Observational serological model in Malawi shows rapid SARS-CoV-2 antibody waning and urban-rural differences
This is an observational, model-based study of 1,675 unvaccinated, HIV-uninfected participants in urban Lilongwe and rural Karonga, Malawi, from February 2021 to April 2022. The authors used serological modelling to reconstruct SARS-CoV-2 infection histories and assess antibody dynamics.
The model identified 429 infections (95% credible interval 417-441), including 39 (9.1%) not captured by traditional seroconversion thresholds. Antibody titres waned rapidly: 48% of the acute boost remained after three months (95% credible interval 0.403-0.560), declining to only 5% after one year (95% credible interval 0.027-0.098).

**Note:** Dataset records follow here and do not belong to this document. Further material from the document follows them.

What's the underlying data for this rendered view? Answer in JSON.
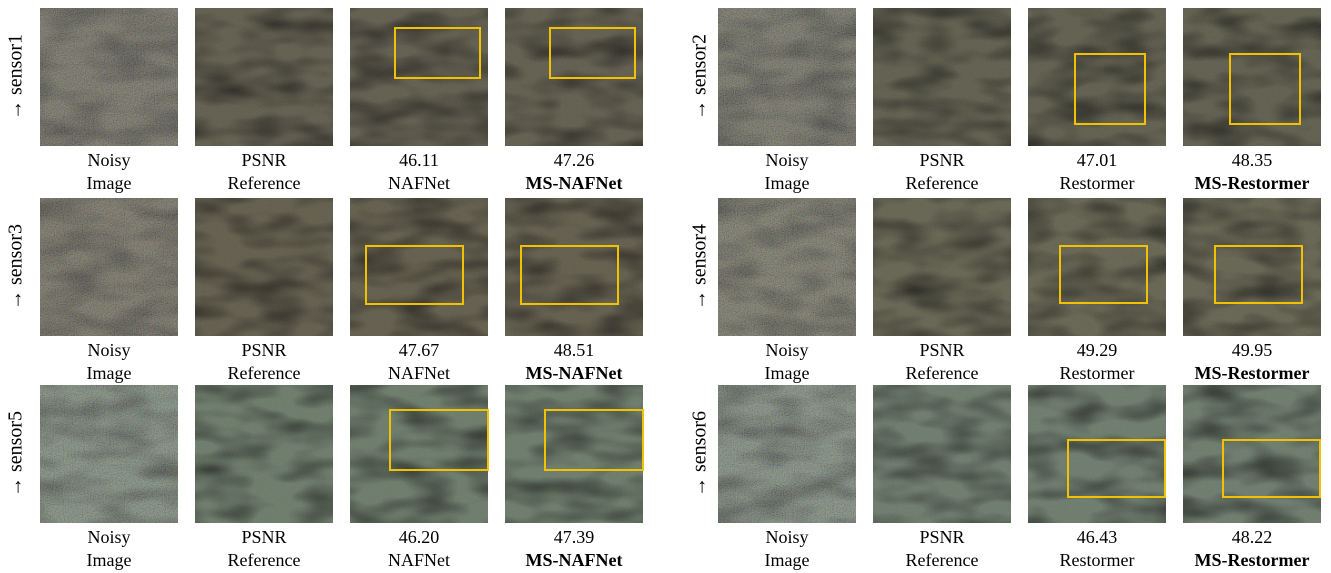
{
  "panels": [
    {
      "label": "→ sensor1",
      "images": [
        {
          "line1": "Noisy",
          "line2": "Image"
        },
        {
          "line1": "PSNR",
          "line2": "Reference"
        },
        {
          "line1": "46.11",
          "line2": "NAFNet"
        },
        {
          "line1": "47.26",
          "line2": "MS-NAFNet"
        }
      ]
    },
    {
      "label": "→ sensor2",
      "images": [
        {
          "line1": "Noisy",
          "line2": "Image"
        },
        {
          "line1": "PSNR",
          "line2": "Reference"
        },
        {
          "line1": "47.01",
          "line2": "Restormer"
        },
        {
          "line1": "48.35",
          "line2": "MS-Restormer"
        }
      ]
    },
    {
      "label": "→ sensor3",
      "images": [
        {
          "line1": "Noisy",
          "line2": "Image"
        },
        {
          "line1": "PSNR",
          "line2": "Reference"
        },
        {
          "line1": "47.67",
          "line2": "NAFNet"
        },
        {
          "line1": "48.51",
          "line2": "MS-NAFNet"
        }
      ]
    },
    {
      "label": "→ sensor4",
      "images": [
        {
          "line1": "Noisy",
          "line2": "Image"
        },
        {
          "line1": "PSNR",
          "line2": "Reference"
        },
        {
          "line1": "49.29",
          "line2": "Restormer"
        },
        {
          "line1": "49.95",
          "line2": "MS-Restormer"
        }
      ]
    },
    {
      "label": "→ sensor5",
      "images": [
        {
          "line1": "Noisy",
          "line2": "Image"
        },
        {
          "line1": "PSNR",
          "line2": "Reference"
        },
        {
          "line1": "46.20",
          "line2": "NAFNet"
        },
        {
          "line1": "47.39",
          "line2": "MS-NAFNet"
        }
      ]
    },
    {
      "label": "→ sensor6",
      "images": [
        {
          "line1": "Noisy",
          "line2": "Image"
        },
        {
          "line1": "PSNR",
          "line2": "Reference"
        },
        {
          "line1": "46.43",
          "line2": "Restormer"
        },
        {
          "line1": "48.22",
          "line2": "MS-Restormer"
        }
      ]
    }
  ]
}
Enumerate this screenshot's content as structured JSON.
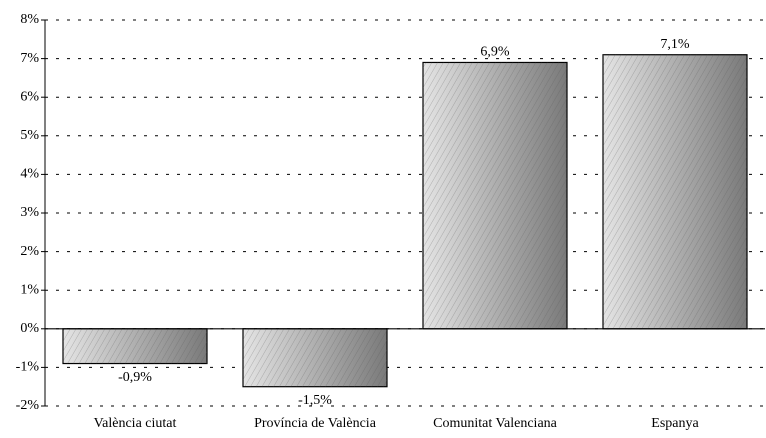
{
  "chart_data": {
    "type": "bar",
    "categories": [
      "València ciutat",
      "Província de València",
      "Comunitat Valenciana",
      "Espanya"
    ],
    "values": [
      -0.9,
      -1.5,
      6.9,
      7.1
    ],
    "value_labels": [
      "-0,9%",
      "-1,5%",
      "6,9%",
      "7,1%"
    ],
    "color": "#b0b0b0",
    "ylim": [
      -2,
      8
    ],
    "yticks": [
      {
        "value": -2,
        "label": "-2%"
      },
      {
        "value": -1,
        "label": "-1%"
      },
      {
        "value": 0,
        "label": "0%"
      },
      {
        "value": 1,
        "label": "1%"
      },
      {
        "value": 2,
        "label": "2%"
      },
      {
        "value": 3,
        "label": "3%"
      },
      {
        "value": 4,
        "label": "4%"
      },
      {
        "value": 5,
        "label": "5%"
      },
      {
        "value": 6,
        "label": "6%"
      },
      {
        "value": 7,
        "label": "7%"
      },
      {
        "value": 8,
        "label": "8%"
      }
    ],
    "grid": true
  }
}
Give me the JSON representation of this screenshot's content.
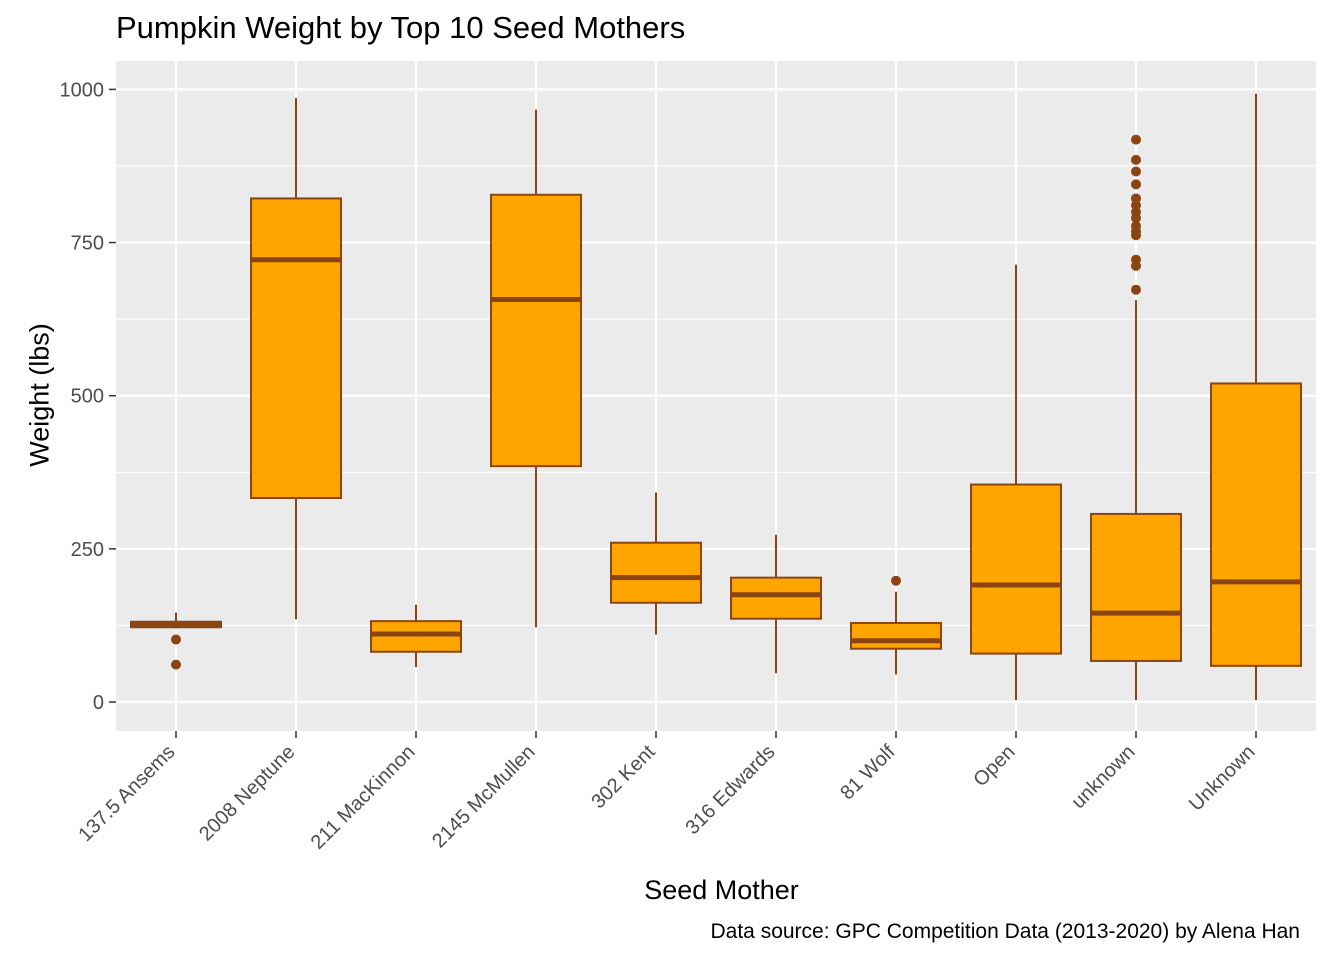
{
  "chart_data": {
    "type": "box",
    "title": "Pumpkin Weight by Top 10 Seed Mothers",
    "xlabel": "Seed Mother",
    "ylabel": "Weight (lbs)",
    "caption": "Data source: GPC Competition Data (2013-2020) by Alena Han",
    "ylim": [
      -50,
      1050
    ],
    "yticks": [
      0,
      250,
      500,
      750,
      1000
    ],
    "grid": true,
    "legend": "none",
    "colors": {
      "fill": "#FFA500",
      "stroke": "#8B4513",
      "panel": "#EBEBEB",
      "grid": "#FFFFFF"
    },
    "categories": [
      "137.5 Ansems",
      "2008 Neptune",
      "211 MacKinnon",
      "2145 McMullen",
      "302 Kent",
      "316 Edwards",
      "81 Wolf",
      "Open",
      "unknown",
      "Unknown"
    ],
    "boxes": [
      {
        "min": 120,
        "q1": 122,
        "median": 126,
        "q3": 131,
        "max": 146,
        "outliers": [
          102,
          61
        ]
      },
      {
        "min": 135,
        "q1": 333,
        "median": 722,
        "q3": 822,
        "max": 986,
        "outliers": []
      },
      {
        "min": 57,
        "q1": 82,
        "median": 111,
        "q3": 132,
        "max": 159,
        "outliers": []
      },
      {
        "min": 122,
        "q1": 385,
        "median": 657,
        "q3": 828,
        "max": 967,
        "outliers": []
      },
      {
        "min": 110,
        "q1": 162,
        "median": 203,
        "q3": 260,
        "max": 342,
        "outliers": []
      },
      {
        "min": 47,
        "q1": 136,
        "median": 175,
        "q3": 203,
        "max": 273,
        "outliers": []
      },
      {
        "min": 45,
        "q1": 87,
        "median": 100,
        "q3": 129,
        "max": 180,
        "outliers": [
          198
        ]
      },
      {
        "min": 3,
        "q1": 79,
        "median": 191,
        "q3": 355,
        "max": 714,
        "outliers": []
      },
      {
        "min": 3,
        "q1": 67,
        "median": 145,
        "q3": 307,
        "max": 656,
        "outliers": [
          673,
          712,
          722,
          762,
          768,
          777,
          790,
          800,
          811,
          822,
          845,
          866,
          885,
          918
        ]
      },
      {
        "min": 3,
        "q1": 59,
        "median": 196,
        "q3": 520,
        "max": 993,
        "outliers": []
      }
    ]
  }
}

Seroincidence was higher in Lilongwe (0.41 infections per person per three months) than in Karonga (0.27 infections per person per three months).
Key limitations noted by the authors include that antibody waning and boosting following reinfection or vaccination remain poorly characterised, and interpretation of serological measurements is complicated. The study is observational, so associations are reported, not causation.
Practice relevance is restrained: rapid waning underscores the importance of vaccination for sustained protection, and cross-reactivity suggests only partial immunity from prior variants. Identifying reinfections is essential for understanding transmission and finding populations at higher repeat infection risk, particularly where routine surveillance is limited.